Increased traceability will also help farmers by allowing them to
- record and update the status of their crops
- track them through the process of planting, harvesting, storage and delivery
They can use an app on their smartphone to see their products’ exact status at all times and make adjustments if necessary.
In Australia, some farmers are already utilizing blockchain to track their production and reduce waste.
3. Increased Efficiency for Farmers
Most farmers currently use a combination of multiple apps developed by software development company, spreadsheets, and notes to record their data and manage their processes.

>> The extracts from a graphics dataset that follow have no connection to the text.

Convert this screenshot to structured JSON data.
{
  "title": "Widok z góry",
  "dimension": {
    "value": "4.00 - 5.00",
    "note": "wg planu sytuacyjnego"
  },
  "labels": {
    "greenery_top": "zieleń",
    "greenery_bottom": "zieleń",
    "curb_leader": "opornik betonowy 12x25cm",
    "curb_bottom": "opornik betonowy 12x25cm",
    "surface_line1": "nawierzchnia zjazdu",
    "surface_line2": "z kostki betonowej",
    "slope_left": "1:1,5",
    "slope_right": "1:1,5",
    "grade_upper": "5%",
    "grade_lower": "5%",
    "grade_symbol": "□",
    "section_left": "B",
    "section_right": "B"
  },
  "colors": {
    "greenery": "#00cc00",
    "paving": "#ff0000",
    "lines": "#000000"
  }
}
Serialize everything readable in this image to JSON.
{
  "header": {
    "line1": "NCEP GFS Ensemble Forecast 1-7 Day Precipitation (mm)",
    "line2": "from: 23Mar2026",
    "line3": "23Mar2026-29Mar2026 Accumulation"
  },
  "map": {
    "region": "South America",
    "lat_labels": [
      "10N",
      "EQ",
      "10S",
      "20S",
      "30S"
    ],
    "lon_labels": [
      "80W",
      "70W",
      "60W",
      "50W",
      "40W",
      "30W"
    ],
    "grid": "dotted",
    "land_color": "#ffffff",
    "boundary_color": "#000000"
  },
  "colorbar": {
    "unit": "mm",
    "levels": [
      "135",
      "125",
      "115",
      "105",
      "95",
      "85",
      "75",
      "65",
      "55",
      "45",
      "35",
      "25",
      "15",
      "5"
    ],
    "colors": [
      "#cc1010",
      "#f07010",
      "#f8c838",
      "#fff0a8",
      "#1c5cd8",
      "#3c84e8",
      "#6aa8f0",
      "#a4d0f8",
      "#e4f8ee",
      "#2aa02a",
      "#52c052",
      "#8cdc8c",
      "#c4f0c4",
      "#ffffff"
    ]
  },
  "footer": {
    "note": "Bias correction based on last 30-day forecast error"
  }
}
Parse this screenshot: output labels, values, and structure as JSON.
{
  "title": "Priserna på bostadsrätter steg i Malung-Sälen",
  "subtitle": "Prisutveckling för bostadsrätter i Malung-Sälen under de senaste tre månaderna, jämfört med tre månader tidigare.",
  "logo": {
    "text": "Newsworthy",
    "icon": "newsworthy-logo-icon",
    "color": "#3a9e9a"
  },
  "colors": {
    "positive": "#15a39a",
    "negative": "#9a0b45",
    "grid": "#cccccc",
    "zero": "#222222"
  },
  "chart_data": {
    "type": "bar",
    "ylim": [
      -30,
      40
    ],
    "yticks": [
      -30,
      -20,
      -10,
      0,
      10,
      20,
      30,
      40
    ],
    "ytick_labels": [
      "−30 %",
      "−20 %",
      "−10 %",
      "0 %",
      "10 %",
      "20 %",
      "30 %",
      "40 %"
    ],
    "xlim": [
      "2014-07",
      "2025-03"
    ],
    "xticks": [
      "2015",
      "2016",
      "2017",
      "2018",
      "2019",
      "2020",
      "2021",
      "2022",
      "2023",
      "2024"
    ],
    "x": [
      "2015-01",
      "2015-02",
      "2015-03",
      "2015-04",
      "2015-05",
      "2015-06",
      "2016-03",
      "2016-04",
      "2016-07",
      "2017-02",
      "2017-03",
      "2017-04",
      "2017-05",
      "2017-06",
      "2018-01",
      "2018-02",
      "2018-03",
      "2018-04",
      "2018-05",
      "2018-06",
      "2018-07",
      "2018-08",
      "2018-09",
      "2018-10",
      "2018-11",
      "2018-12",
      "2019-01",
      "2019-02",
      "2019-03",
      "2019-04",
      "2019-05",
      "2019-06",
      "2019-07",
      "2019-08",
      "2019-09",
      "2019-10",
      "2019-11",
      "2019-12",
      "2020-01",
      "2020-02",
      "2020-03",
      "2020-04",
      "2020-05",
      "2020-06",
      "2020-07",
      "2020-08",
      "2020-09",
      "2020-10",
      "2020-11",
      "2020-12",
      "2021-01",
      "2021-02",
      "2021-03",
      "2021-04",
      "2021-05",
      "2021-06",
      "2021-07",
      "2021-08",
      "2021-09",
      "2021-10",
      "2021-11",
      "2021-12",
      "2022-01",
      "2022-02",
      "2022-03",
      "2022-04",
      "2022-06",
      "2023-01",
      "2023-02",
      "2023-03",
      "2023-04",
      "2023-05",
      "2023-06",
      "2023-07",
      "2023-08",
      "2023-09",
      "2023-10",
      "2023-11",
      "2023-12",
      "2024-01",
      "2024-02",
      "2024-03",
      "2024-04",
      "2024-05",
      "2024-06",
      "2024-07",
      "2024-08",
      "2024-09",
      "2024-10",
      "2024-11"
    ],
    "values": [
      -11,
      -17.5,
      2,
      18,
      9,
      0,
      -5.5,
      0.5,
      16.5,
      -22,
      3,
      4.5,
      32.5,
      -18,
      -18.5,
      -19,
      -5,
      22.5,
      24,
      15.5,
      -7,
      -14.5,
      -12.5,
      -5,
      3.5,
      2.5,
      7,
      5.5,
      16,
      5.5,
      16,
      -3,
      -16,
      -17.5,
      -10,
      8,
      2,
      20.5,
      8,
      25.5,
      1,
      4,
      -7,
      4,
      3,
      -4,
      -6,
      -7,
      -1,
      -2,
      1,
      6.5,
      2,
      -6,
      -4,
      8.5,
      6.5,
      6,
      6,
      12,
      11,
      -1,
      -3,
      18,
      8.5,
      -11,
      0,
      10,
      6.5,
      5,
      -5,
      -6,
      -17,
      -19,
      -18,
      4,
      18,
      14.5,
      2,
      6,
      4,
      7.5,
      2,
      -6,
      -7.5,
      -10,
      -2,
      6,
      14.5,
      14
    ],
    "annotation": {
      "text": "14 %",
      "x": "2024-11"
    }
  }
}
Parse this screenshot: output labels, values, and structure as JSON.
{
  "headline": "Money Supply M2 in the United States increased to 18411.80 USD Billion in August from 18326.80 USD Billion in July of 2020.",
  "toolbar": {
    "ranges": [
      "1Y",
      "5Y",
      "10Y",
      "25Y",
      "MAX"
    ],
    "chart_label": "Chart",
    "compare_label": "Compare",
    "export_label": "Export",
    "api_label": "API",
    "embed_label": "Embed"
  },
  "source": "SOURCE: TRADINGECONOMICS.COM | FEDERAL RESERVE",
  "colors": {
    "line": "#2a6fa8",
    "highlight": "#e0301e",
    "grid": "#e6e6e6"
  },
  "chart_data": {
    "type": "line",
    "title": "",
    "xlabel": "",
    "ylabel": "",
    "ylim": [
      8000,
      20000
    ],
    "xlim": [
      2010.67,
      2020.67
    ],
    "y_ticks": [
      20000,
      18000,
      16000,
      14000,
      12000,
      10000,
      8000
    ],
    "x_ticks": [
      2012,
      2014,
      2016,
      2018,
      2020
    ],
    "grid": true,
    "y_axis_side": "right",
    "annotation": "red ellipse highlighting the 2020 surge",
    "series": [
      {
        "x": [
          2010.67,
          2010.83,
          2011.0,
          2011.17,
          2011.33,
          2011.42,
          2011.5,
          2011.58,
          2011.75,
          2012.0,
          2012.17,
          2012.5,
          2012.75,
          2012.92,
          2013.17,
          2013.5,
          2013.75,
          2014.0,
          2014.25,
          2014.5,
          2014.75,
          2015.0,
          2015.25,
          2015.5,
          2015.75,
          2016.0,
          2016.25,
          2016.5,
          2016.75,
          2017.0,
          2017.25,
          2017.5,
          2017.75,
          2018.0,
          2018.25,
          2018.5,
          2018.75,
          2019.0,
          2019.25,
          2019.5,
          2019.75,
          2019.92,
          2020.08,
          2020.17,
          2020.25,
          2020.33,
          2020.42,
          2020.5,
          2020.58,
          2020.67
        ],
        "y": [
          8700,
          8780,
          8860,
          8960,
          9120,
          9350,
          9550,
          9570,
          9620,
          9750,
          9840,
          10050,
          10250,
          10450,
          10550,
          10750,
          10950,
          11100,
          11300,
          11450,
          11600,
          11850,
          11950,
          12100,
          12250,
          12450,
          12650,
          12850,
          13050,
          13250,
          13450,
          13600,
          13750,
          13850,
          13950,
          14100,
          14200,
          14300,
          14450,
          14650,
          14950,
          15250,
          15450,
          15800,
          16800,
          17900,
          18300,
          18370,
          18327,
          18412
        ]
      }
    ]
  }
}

However, it isn’t effortless and requires a lot of work to send this data to other service providers.
Blockchain technology would allow farmers to store all of their data in one place to easily be accessed by those who need it, simplifying the entire process and saving valuable time and energy.
For instance, they’d be able to keep track of things such as:
- Their business goals and how they plan to reach these goals.
- The number of animals, health issues with animals, what they eat and how often they should be fed.
- How many different crop varieties are there, when they were planted, and how they are performing.
- Their employee schedule, how much each employee needs to be paid, and how many hours each employee has worked.
- Income and expenses.
Keeping track of everything on a single application instead of having various methods clarifies the process and diminishes the chance of valuable information getting lost.
4. Fair Payment for Farmers
There are currently several problems that make it difficult for farmers to get paid for their produce, such as:
- it usually takes weeks for farmers to receive the full payment for their goods.
- traditional payment mechanisms—usually wire transfers—often take a significant chunk of the farmers’ earnings.
Blockchain based smart contracts work by triggering payments automatically as soon as a specific, previously-specified condition has been fulfilled, and without charging excessive transaction fees.
It means that farmers could theoretically receive payment for their goods as soon as they are delivered, without a significant portion of their income being taken away from them in the process.
Many farmers also experience difficulty when they try to sell their products in the market at a fair price. Intermediaries enjoy most of the profits while doing a minimal amount of work in comparison.
Smart contracts would eliminate the requirement of intermediaries, as it would allow farmers to connect directly with retailers. Therefore, they’d be able to receive a fairer price for their goods.